In “Common-Sense Food Stamps” [12/1/18 TPP], Joan Retsinas puts the obesity figure at 40%. It would be interesting to see a breakdown by age groups and locations for the large portion of our population.

I’ve come to believe that so many Americans eat so few fruits and vegetables because many of these foods are imported and really don’t taste very good. They are harvested before their time to allow for shipment, and their natural processes of development and decay are often altered with chemicals and GMO technology. Organic is good; organic USA-grown is better. More and more farmers markets are now accepting food stamps. Better access to them could certainly improve the health of the urban poor, as well as the elderly and the disabled.

Inadequate physical education in our public schools is also a factor. Since the advent of No Child Left Behind, plus subsequent budgetary calamities, schools across the nation have had to curtail or eliminate P.E. Instead of spending a class period engaged in active pastimes, students sit and take tests or study for them. Their brains are drained but their bodies don’t burn off the calories they eat. Nor do they develop the habit or regular exercise. At home, too many neighborhoods have become too unsafe tor kids to simply “go out and play,” or even visit one another. Frazzled parents can’t always take part.
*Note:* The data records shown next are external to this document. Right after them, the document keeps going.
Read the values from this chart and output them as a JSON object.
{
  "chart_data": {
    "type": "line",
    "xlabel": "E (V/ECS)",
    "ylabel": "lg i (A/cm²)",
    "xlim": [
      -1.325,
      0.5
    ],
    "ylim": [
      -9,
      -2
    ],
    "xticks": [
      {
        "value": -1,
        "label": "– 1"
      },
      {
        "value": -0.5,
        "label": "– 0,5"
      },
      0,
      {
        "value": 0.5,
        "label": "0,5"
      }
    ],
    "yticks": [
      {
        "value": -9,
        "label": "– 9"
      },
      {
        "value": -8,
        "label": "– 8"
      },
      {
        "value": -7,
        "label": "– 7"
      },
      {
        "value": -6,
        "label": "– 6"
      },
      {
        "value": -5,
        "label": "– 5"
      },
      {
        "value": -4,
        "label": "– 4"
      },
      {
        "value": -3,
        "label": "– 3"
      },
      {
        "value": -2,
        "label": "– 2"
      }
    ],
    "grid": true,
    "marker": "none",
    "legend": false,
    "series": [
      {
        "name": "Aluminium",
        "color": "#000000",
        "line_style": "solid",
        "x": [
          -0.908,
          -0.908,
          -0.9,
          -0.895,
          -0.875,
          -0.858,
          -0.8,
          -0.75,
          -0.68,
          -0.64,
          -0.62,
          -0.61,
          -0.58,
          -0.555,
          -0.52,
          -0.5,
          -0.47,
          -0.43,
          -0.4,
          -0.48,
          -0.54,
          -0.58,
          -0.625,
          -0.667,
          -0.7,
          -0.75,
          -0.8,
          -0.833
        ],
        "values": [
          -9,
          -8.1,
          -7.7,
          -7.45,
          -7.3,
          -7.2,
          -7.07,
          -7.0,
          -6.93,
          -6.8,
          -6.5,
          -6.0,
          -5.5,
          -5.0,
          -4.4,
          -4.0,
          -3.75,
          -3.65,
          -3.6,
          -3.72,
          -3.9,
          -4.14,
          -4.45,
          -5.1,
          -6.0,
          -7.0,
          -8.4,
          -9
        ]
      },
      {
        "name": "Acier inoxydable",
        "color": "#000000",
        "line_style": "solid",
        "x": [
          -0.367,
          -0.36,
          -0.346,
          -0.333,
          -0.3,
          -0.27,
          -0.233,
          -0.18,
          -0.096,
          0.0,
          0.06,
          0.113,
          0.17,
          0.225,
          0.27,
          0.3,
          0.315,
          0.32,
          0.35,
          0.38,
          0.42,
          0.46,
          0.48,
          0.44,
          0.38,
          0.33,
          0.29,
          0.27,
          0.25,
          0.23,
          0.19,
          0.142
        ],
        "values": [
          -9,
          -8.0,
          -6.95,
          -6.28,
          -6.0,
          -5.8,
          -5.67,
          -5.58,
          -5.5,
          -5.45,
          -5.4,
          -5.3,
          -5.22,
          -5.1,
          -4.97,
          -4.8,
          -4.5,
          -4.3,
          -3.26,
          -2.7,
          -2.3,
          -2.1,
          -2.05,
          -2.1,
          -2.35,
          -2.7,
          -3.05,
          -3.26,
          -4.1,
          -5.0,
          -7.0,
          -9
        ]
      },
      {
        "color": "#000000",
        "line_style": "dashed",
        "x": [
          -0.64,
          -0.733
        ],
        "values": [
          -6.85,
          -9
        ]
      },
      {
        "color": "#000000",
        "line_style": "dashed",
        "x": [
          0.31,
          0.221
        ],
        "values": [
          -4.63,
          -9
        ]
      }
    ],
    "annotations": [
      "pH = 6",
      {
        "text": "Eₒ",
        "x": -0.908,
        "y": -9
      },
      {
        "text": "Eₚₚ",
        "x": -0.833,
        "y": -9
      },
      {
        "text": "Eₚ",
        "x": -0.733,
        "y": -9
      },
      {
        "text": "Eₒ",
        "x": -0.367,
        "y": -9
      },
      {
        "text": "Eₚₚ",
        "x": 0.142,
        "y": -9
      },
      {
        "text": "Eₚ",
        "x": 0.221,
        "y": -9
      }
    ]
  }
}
Rather than continually redefine “healthy,” the FDA ought to just define “unhealthy.” That list stays fairly constant. Food stamps or not, we are all truly what we eat.

BETTY CROWDER, Honeydew, Calif.

Socialist Dreamers

I happen to agree with The New York Times when they warned Nancy Pelosi not to give too much power to the newly-elected House Democrats who call themselves “Democratic Socialists.” They will be a minority of the Democrats in the House of Representatives.

I don’t enjoy being unkind or insulting toward anyone, even the Republicans in the Congress, a sizable minority of whom are really scary “Survival-of-the-Fittest” Social Darwinists, but, to me, you have to be a total and complete moron and idiot to call yourself a “Democratic Socialist” and that includes Bernie Sanders who I like and agree with 90% of the time.

First of all, they are not true socialists because they do not advocate abolishing our capitalist economic system.

Second of all, if you believe that anyone can be elected President of the United States who calls herself/himself a “Socialist”, then you must live in DreamLand and must have drunk the Kool-Aid.

Third of all, where I DO agree with them is in their belief that our federal government should do more and spend more to help the poor, the near-poor, the lower-middle-class, and the middle-class who are struggling to survive and to pay their bills.

They need to inform and educate the public to the fact that almost every single one of our traditional allies (if not all of them) have federal governments that do more and spend more (in proportion to their population sizes) than we do in the USA.

And, to paraphrase Al Pacino in the movie And Justice For All, for us to be right about this, all of these other countries have to be wrong.

I don’t think so.

STEWART B. EPSTEIN, Rochester, N.Y.

Grin and Berra It

When Yogi Berra said, “I really didn’t say everything I said,” it was somewhat amusing. nnBut were President Trump to assert the same thing would be no laughing matter.